Палец Зелмы напрягся на кнопке стрельбы. Почти вдавил её…

В последнее мгновение Видевская вспомнила, что позади неё стоит Миронов и наблюдает за ней, и мысленно вернулась к их недавнему разговору в полутьме ангара.

«Эти двое ничего не стоят без Фокса, — пришло осознание. — А Фокса нет и уже больше не будет.
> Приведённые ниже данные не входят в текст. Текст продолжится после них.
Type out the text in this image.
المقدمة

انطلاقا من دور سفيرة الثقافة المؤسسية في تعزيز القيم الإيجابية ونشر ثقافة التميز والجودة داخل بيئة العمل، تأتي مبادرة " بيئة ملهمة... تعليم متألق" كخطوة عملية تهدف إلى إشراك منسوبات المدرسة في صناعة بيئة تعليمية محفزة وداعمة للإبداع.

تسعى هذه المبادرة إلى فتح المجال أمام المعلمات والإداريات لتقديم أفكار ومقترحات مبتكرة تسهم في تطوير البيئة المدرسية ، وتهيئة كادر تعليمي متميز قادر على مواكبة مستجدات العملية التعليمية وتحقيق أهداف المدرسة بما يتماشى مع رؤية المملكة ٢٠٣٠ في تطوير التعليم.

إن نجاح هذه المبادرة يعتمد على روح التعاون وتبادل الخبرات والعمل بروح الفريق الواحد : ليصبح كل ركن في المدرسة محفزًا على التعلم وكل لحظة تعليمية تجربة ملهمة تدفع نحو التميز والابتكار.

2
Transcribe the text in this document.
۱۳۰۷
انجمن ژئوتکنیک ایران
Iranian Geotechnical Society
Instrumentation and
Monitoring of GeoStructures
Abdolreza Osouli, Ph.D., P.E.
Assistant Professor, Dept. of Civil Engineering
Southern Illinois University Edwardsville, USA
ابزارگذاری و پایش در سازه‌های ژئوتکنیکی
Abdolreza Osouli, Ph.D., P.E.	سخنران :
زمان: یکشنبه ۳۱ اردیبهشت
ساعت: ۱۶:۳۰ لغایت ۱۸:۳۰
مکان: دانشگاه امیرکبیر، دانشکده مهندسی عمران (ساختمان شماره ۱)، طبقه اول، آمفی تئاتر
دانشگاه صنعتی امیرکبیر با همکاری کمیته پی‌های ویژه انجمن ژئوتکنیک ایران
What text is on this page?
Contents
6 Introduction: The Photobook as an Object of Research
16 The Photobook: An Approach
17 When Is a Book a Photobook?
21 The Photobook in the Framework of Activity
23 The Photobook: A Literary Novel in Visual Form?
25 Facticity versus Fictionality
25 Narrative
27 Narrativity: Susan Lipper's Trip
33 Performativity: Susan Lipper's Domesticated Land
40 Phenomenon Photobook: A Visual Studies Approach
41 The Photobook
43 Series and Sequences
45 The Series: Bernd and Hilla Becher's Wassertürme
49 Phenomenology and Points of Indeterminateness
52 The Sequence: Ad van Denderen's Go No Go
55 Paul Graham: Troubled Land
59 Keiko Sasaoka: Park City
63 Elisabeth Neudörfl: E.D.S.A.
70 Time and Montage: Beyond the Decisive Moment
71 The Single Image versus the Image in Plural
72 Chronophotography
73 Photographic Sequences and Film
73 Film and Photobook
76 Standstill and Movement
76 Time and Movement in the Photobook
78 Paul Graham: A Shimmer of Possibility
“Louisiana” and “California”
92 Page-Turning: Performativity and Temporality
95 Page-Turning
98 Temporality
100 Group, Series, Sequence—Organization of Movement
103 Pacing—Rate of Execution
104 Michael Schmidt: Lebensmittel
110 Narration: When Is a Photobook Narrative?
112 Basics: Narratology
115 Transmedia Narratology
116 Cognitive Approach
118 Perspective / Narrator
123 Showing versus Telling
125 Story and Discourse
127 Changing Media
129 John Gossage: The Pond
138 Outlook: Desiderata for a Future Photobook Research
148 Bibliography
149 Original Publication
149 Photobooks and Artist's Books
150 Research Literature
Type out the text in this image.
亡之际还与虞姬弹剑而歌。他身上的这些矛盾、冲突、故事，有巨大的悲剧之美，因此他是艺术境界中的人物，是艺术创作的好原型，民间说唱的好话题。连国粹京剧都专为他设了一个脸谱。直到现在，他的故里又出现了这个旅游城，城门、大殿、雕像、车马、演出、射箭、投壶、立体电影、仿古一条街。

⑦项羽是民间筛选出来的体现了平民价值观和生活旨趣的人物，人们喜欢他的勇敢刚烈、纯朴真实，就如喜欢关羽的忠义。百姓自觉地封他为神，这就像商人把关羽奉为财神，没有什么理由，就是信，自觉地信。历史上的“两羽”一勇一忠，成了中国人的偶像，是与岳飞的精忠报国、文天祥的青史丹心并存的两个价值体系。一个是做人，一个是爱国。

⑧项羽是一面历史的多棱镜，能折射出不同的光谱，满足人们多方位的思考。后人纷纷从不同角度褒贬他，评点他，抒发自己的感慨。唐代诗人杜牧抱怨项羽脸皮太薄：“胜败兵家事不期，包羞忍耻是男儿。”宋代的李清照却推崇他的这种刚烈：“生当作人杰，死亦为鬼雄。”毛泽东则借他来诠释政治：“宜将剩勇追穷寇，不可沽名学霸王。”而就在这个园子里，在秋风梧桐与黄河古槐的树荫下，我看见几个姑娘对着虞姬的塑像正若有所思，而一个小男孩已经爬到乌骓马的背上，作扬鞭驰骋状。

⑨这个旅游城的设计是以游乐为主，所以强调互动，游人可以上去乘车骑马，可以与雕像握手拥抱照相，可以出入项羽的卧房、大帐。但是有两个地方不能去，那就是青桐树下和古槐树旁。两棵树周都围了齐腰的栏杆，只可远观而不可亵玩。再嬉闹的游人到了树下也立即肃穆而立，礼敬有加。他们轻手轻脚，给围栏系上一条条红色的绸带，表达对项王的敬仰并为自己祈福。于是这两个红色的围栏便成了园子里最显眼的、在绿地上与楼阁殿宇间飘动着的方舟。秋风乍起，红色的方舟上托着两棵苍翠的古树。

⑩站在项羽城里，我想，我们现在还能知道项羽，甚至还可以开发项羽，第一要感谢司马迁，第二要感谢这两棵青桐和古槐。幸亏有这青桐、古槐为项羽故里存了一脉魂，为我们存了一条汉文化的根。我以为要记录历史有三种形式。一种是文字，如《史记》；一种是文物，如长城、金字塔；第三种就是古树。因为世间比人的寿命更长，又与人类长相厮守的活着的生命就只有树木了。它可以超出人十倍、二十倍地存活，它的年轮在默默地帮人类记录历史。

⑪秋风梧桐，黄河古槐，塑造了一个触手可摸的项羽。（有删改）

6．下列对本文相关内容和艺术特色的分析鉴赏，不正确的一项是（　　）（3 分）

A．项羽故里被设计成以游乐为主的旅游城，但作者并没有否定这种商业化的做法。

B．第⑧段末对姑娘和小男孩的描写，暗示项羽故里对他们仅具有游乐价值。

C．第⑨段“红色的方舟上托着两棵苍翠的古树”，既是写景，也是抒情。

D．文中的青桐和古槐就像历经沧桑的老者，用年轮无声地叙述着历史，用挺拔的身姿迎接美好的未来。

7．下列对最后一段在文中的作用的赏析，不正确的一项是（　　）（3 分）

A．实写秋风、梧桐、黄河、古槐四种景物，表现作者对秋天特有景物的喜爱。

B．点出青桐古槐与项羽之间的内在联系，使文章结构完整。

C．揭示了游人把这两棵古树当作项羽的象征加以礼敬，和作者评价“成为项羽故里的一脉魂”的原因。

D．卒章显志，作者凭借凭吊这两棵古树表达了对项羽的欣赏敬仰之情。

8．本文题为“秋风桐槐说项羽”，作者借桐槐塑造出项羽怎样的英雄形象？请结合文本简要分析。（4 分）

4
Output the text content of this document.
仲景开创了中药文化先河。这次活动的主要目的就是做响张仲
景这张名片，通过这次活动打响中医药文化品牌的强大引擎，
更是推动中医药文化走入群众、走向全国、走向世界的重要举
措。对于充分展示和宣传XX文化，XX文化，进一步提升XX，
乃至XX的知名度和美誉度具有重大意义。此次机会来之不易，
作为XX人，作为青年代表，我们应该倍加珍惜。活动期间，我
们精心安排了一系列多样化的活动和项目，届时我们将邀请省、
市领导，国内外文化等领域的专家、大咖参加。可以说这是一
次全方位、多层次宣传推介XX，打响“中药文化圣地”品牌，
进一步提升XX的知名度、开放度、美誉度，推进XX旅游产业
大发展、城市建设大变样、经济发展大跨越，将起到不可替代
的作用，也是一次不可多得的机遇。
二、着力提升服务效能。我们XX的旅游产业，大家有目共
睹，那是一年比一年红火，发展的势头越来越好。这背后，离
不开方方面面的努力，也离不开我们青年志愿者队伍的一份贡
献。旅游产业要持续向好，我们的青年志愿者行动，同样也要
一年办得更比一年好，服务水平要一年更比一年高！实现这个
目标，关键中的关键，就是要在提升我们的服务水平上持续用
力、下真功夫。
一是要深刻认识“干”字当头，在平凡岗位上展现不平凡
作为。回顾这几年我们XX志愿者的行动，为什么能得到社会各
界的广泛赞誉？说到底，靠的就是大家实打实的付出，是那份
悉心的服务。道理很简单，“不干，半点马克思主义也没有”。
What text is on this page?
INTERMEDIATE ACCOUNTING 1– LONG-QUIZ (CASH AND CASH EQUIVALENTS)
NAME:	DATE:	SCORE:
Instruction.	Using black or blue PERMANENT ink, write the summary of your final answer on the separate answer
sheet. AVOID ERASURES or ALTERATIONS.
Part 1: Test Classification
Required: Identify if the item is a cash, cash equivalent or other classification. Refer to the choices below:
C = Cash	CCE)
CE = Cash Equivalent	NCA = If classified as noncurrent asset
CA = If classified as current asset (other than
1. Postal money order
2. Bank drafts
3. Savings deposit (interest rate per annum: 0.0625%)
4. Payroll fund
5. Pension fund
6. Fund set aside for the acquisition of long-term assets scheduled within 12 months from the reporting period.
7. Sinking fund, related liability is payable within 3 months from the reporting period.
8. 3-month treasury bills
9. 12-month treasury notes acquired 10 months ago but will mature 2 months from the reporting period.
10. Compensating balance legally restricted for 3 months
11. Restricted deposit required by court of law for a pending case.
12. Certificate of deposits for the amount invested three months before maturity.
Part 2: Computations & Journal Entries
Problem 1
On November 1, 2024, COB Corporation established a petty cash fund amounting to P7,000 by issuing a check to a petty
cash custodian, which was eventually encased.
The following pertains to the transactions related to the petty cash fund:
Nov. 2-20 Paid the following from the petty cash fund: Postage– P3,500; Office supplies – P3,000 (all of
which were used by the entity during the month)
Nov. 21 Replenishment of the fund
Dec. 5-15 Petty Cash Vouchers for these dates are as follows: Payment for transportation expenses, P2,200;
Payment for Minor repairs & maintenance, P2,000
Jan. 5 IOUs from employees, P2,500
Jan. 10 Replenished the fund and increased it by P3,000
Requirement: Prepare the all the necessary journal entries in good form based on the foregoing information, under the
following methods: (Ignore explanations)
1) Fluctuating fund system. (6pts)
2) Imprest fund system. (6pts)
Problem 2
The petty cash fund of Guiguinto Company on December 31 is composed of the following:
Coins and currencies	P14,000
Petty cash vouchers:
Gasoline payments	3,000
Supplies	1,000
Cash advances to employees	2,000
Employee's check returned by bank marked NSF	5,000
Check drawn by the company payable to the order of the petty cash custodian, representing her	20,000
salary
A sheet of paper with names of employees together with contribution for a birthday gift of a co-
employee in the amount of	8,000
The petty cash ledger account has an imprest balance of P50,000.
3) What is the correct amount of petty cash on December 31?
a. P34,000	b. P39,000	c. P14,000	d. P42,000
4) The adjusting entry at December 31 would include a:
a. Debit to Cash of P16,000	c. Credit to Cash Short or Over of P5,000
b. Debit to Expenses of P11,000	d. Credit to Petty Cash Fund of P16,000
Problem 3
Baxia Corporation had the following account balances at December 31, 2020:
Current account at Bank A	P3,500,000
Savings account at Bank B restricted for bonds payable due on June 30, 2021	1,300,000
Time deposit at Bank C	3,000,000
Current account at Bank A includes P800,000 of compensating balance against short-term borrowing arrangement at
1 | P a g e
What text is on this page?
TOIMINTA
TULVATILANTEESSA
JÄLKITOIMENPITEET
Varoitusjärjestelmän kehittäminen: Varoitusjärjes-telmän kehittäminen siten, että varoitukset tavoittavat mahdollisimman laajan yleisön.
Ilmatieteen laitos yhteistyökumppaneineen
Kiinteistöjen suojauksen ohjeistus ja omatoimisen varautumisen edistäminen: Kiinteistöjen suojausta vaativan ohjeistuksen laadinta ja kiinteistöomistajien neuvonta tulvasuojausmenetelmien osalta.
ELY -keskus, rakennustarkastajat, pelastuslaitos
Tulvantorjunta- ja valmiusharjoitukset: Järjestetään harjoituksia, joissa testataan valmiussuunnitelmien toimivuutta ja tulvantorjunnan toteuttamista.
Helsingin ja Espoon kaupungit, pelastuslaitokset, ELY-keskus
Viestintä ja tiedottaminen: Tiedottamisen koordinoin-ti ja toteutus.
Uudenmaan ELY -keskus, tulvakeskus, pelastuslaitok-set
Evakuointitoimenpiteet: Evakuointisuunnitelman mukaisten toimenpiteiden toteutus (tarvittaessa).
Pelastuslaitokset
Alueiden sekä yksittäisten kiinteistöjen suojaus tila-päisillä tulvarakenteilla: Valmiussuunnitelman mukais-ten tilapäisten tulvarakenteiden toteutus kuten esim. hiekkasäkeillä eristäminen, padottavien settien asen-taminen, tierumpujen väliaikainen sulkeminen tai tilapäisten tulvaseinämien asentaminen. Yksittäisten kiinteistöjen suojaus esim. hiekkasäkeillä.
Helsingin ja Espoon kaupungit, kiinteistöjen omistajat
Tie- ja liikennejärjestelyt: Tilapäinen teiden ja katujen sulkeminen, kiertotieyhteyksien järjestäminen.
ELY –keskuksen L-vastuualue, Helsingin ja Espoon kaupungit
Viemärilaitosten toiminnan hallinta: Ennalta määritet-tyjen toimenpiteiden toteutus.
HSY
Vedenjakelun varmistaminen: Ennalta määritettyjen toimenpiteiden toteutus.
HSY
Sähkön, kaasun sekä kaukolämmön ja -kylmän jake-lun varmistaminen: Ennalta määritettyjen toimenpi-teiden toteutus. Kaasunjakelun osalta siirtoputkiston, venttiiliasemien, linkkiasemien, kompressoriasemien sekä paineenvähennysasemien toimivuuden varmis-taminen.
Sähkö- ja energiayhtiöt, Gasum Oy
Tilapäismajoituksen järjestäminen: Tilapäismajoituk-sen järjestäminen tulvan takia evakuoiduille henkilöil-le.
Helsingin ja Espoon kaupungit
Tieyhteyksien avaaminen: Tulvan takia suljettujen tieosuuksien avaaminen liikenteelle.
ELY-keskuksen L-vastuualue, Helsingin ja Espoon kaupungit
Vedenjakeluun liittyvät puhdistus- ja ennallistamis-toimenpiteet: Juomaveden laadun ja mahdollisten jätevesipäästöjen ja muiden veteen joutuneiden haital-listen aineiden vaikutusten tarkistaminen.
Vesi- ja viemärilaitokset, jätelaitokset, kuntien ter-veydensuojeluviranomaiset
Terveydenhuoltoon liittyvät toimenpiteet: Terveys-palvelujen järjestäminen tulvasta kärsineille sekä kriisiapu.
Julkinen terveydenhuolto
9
Какие же они жалкие, беспомощные, боящиеся меня и моего бластера… Пусть они недостойны жить, но и принимать смерть от моей руки они тоже недостойны».

Зелма неожиданно сместила прицел резко вниз и выстрелила.

Левая ступня Джорджа, торчащая из-под одеяла, которым он был прикрыт, взорвалась фонтаном кровавых брызг и осколков костей, а «эколог» заорал от невыносимой боли.

Рот Зелмы искривила гримаса презрения.

— Живи, гад, — проговорила разведчица. — И молись, чтобы в камере я тебя никогда не навестила.

Она убрала бластер и вышла из бокса.

Миронов последовал за ней, оставив Джорджа наедине со своей болью, а Рауля — со своей ненавистью.

Лес (22 километра к северу от Сталочной), 30-й год после Звездопада, 62-й день зимы, раннее утро.

Лагерь ещё спал.

Точнее, спали дети, Иша, половина солдат и пленный пилот мятежников, — прислонившись спиной к деревьям и зарывшись по грудь в снег, чтобы было не так холодно и их труднее было заметить с помощью тепловизоров. Другая половина бойцов бодрствовала: вдруг какие-нибудь выжившие боевики в режиме маскировки подкрадутся к этому последнему на Сталкерре оплоту федеральных сил и внезапно нападут?

Но пока лес вокруг был чист, молчалив и холоден. Похоже, люди просто ушли от деревни достаточно далеко, чтобы их след много раз успело занести ветром.

Группа бойцов с пленным пилотом догнала остановившуюся на ночлег «команду спасения» с детьми и женщиной около девяти часов по федеральному времени. Солдаты опознали инфометку «свои», поэтому тревога не была поднята.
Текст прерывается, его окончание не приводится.